Duality of the gas-liquid flow regimes in bubble column reactors

Abstract

The purpose of the present work was to examine the effect of design and working parameters of bubble column reactors on the formation and stability of the homogeneous and the heterogeneous bubbling regimes and to demonstrate the effect of bubbling regime transition on the hydrodynamic and mass transfer characteristics of gas-liquid beds in bubble column reactors. The factors determining the mode of gas-liquid contacting in bubble column reactors included the type and geometry of distributing plates and column geometry, as well as liquid-phase properties.

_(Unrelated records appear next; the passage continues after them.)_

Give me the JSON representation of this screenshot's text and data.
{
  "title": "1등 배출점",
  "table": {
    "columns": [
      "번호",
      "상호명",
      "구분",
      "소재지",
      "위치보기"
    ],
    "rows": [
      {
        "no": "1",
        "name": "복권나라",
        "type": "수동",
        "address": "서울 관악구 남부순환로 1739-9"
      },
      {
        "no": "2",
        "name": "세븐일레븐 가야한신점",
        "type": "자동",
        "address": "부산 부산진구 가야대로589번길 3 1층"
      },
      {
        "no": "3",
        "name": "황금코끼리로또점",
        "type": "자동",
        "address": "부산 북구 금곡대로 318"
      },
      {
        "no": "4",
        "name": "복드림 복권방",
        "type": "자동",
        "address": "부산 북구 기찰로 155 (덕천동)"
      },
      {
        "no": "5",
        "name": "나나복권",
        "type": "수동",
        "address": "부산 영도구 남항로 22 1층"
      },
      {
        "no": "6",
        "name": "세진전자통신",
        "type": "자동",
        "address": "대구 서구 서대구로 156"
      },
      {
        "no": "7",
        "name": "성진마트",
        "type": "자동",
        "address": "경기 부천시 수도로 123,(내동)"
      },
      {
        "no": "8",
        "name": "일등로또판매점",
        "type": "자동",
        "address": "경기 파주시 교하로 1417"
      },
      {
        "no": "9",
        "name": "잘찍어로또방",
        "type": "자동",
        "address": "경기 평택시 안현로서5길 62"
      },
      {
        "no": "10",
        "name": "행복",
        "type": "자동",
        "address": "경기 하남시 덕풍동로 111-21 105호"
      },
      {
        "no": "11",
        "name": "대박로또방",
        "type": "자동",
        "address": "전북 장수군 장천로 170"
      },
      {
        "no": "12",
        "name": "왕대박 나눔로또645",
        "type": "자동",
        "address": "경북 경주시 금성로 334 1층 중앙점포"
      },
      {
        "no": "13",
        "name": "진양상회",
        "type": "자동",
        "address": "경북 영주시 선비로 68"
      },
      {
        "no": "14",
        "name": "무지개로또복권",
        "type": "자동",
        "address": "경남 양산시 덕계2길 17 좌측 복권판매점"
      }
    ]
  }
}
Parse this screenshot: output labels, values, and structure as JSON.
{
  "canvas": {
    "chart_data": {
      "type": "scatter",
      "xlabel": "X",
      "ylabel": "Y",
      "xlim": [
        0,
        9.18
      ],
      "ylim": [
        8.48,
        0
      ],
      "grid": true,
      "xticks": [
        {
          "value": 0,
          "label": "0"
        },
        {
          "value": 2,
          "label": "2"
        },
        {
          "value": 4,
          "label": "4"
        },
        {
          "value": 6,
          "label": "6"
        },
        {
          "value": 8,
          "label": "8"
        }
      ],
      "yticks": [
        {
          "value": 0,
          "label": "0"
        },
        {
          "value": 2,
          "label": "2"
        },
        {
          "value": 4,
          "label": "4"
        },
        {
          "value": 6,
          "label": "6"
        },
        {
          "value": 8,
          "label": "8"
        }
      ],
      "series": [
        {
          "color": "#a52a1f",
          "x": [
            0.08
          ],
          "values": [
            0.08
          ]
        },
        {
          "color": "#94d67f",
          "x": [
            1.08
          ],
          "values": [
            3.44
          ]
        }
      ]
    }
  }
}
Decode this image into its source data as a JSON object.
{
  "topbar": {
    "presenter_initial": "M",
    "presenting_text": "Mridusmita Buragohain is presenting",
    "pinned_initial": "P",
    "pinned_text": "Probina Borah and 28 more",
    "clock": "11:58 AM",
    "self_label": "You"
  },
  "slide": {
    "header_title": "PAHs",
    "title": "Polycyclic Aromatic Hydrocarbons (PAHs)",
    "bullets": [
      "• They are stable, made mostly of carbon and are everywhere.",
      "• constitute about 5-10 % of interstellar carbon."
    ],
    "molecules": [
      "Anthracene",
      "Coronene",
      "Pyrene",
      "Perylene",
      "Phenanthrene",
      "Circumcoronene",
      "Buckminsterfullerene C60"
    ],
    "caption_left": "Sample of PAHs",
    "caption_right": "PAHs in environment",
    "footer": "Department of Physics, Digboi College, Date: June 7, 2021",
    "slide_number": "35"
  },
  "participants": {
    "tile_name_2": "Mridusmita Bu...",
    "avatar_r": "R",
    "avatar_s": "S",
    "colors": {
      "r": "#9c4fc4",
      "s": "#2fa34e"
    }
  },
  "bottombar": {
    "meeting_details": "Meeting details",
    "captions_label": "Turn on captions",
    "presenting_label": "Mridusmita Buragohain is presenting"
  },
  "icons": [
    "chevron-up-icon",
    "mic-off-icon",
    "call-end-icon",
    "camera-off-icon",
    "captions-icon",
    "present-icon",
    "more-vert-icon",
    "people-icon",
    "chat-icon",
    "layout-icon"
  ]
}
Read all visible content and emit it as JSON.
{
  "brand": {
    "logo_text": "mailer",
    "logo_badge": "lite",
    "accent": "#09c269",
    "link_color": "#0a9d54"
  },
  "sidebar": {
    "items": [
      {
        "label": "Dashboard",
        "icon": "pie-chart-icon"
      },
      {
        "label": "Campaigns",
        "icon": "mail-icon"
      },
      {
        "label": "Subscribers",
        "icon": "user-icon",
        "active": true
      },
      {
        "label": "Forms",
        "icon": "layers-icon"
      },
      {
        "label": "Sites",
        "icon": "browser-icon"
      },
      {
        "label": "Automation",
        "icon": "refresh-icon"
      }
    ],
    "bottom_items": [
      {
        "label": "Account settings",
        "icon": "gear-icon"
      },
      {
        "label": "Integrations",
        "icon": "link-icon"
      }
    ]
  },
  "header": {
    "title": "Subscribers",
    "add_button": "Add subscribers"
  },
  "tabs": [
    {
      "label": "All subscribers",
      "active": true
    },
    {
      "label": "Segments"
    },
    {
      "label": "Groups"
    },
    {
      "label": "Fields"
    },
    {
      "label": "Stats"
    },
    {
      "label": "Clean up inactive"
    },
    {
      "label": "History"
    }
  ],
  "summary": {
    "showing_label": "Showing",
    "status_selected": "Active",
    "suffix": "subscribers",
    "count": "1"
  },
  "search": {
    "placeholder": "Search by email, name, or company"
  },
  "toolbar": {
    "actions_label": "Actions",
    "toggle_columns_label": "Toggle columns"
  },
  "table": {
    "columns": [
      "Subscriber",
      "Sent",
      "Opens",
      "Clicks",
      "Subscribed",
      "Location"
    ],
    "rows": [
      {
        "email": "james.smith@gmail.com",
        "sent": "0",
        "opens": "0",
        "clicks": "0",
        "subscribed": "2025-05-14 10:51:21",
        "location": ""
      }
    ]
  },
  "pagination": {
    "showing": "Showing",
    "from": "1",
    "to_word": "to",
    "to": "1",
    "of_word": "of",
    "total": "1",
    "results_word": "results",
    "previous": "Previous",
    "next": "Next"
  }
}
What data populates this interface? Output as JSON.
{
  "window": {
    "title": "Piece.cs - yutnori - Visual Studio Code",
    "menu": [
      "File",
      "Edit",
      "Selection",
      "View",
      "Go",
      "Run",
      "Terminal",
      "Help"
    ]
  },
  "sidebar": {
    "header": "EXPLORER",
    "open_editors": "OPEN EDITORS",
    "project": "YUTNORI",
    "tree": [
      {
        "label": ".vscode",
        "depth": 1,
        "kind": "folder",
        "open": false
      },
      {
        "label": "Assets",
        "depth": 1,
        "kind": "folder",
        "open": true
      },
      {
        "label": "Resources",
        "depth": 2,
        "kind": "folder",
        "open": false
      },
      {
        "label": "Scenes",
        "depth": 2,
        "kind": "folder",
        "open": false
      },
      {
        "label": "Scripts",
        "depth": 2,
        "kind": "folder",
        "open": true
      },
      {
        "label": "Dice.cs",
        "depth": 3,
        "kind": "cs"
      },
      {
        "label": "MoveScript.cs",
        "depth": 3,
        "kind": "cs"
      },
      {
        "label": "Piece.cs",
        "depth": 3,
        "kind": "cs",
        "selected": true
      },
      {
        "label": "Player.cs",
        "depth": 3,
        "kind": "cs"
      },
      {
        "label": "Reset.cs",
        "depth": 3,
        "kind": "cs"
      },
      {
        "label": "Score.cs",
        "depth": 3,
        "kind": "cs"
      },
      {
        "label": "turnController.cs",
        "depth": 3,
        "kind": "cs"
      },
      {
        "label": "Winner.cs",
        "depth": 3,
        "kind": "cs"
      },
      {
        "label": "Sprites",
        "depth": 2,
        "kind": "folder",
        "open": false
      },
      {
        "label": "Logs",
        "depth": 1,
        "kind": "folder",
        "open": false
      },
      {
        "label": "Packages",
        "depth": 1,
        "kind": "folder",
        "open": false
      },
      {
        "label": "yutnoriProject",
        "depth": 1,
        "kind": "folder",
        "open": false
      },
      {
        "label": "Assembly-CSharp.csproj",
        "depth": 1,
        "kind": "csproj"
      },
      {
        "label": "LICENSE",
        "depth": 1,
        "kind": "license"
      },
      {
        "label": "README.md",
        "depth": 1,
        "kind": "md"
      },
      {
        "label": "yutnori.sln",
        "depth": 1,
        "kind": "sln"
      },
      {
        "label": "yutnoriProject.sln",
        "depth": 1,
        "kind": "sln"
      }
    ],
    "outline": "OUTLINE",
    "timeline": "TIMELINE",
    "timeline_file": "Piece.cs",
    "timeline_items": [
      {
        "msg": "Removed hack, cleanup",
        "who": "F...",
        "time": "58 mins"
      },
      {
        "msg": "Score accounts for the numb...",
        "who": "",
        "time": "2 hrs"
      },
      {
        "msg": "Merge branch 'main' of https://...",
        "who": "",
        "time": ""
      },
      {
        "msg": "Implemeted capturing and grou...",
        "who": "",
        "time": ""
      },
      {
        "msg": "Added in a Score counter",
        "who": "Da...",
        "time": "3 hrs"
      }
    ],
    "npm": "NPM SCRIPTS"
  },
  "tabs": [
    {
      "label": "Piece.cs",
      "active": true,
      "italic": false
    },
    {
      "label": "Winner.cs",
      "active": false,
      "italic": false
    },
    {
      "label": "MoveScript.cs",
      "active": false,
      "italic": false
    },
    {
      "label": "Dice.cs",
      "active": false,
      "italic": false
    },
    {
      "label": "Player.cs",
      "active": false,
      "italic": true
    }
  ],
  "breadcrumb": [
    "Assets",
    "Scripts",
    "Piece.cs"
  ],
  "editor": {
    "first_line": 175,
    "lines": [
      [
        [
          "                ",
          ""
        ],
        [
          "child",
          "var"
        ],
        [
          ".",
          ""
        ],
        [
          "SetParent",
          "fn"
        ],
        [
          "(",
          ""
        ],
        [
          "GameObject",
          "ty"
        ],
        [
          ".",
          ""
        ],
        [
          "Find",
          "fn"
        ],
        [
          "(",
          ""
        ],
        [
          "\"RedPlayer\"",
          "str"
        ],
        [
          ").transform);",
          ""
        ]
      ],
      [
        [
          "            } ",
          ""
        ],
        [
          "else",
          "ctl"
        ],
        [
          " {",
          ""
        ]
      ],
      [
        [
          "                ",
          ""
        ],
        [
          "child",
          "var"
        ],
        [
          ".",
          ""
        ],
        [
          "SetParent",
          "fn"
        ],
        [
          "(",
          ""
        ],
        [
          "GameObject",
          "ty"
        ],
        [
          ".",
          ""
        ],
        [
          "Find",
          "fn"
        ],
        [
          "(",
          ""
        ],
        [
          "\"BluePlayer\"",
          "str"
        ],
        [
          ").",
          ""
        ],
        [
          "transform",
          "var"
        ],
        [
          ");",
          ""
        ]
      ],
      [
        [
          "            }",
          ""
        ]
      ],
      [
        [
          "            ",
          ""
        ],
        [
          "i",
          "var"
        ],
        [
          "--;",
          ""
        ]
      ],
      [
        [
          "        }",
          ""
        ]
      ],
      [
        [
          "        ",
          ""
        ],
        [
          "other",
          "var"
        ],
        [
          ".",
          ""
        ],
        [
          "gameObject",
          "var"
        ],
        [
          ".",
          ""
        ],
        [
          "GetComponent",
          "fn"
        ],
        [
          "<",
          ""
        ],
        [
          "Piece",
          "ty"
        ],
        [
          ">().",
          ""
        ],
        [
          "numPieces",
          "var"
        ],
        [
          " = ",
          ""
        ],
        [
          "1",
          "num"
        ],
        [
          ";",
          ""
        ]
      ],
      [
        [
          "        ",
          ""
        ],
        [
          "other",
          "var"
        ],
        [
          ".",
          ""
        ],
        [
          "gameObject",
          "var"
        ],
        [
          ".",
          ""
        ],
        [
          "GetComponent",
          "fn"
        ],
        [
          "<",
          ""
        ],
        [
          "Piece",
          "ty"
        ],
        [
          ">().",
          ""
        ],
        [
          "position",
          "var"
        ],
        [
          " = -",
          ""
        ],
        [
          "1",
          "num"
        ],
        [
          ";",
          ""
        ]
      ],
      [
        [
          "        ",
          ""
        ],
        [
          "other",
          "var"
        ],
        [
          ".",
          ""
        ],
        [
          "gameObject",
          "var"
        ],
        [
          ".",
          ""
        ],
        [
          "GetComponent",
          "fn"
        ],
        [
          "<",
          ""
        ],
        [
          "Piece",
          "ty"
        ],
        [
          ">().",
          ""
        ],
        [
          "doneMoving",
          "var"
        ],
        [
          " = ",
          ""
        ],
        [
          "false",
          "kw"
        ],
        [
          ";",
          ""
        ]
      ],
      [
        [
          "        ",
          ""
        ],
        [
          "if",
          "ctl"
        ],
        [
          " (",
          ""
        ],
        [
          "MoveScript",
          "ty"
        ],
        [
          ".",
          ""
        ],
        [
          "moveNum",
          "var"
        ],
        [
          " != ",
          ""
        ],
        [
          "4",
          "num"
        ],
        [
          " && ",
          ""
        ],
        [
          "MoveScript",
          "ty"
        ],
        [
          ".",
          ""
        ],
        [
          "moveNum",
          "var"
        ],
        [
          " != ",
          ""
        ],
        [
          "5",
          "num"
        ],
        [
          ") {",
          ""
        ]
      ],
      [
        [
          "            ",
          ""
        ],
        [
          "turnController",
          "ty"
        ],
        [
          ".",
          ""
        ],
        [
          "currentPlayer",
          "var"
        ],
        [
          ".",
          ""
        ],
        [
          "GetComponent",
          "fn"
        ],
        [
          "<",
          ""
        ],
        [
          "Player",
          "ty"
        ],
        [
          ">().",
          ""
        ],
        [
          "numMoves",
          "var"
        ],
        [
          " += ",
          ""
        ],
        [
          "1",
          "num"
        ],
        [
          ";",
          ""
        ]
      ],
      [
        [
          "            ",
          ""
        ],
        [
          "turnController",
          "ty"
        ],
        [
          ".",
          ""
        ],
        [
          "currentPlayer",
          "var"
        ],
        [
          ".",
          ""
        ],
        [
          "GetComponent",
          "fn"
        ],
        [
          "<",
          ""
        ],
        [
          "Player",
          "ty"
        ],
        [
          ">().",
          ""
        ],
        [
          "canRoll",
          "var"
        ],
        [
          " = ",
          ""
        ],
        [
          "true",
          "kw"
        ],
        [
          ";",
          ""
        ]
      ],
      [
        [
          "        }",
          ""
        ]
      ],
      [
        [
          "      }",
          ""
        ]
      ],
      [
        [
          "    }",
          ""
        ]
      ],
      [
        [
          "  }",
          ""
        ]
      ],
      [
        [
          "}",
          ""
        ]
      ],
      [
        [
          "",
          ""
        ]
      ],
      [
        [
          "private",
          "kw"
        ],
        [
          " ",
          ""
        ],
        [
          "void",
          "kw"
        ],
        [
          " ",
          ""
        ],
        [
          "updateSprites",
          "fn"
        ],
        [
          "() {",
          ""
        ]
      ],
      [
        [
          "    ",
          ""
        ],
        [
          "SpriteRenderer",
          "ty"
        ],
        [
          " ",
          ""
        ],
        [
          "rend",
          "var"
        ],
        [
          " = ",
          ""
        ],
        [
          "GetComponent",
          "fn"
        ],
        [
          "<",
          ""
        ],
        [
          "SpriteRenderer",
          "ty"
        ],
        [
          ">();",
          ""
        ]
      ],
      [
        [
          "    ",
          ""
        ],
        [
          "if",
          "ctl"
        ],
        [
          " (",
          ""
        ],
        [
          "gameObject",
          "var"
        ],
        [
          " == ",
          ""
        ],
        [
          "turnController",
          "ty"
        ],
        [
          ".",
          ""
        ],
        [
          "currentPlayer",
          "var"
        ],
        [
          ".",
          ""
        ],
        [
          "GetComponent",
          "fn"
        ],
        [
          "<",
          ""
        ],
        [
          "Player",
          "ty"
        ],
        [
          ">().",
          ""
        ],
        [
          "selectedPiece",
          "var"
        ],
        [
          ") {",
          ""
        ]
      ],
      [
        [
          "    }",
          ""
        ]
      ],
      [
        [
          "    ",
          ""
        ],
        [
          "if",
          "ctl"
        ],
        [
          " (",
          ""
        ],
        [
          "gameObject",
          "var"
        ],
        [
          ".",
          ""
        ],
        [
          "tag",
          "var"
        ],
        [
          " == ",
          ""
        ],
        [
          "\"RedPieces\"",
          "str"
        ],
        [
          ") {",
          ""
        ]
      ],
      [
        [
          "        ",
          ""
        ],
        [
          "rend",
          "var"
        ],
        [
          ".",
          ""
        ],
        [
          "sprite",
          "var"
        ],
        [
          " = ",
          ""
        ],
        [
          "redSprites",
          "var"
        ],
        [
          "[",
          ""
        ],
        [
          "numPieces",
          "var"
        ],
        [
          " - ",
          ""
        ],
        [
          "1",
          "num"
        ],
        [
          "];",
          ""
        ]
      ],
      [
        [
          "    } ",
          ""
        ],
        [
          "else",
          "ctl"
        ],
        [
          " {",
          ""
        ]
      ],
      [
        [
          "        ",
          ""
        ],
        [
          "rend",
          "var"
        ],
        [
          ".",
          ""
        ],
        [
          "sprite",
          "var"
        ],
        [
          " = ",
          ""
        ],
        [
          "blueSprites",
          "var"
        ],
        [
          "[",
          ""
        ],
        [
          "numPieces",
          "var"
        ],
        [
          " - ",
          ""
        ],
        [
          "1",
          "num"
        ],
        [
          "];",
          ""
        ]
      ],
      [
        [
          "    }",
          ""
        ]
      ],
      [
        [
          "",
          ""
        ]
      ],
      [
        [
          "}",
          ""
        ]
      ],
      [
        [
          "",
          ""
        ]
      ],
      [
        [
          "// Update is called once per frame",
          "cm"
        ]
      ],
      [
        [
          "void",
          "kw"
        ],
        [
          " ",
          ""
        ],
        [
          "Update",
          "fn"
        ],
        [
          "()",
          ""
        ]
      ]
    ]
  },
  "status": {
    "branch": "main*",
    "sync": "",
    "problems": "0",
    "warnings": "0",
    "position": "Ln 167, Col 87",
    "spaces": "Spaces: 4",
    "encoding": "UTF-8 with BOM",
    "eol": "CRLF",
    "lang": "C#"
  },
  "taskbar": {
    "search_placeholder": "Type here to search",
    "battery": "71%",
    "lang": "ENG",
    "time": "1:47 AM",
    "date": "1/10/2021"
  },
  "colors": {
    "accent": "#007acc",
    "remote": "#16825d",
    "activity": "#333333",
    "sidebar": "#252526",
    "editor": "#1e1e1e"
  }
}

Experimental evidence demonstrated extreme sensitivity of gas and liquid-phase mixing data to the transition from the homogeneous to the heterogeneous bubbling regime and, at the same time, indicated existence of direct links between the variations of RTD characteristics of both phases and values of bubble-bed voidage and kL aL induced by the changes of bubbling mode. The effect of design parameters on bubble-bed behaviour has been illustrated for air-water system. In contrast with the heterogeneous bubble beds, the range of the homogeneous regime stability and corresponding values of gas holdup have been found to be significantly influenced by the column diameter and aspect ration, with obvious implications for column design and scale-up. Experimental data obtained in aqueous solutions of electrolytes and aliphatic alcohols demonstrated significant synergistic effect of solute concentration and gas dispersion mode on the character of a bubble bed and on the values of its voidage. The influence of solutes on gas holdup has been considerably more pronounced in the homogeneous and transition bubbling regimes than in the heterogeneous bubbling regime while, at the same time, our data demonstrated significantly enhanced stability of the homogeneous bubbling regime in the presence of surface active solutes. Increased viscosity of the liquid phase suppresed formation of homogeneous bubble beds already at μL ⩾ 8mPa s. Gas holdup data corresponding to the homogeneous bubbling regime were adequately described on the basis of the slip velocity concept while the Zuber and Findlay drift-flux model fitted well the data obtained under the heterogeneous bubbling conditions both in a bubble column and in an external-loop reactor.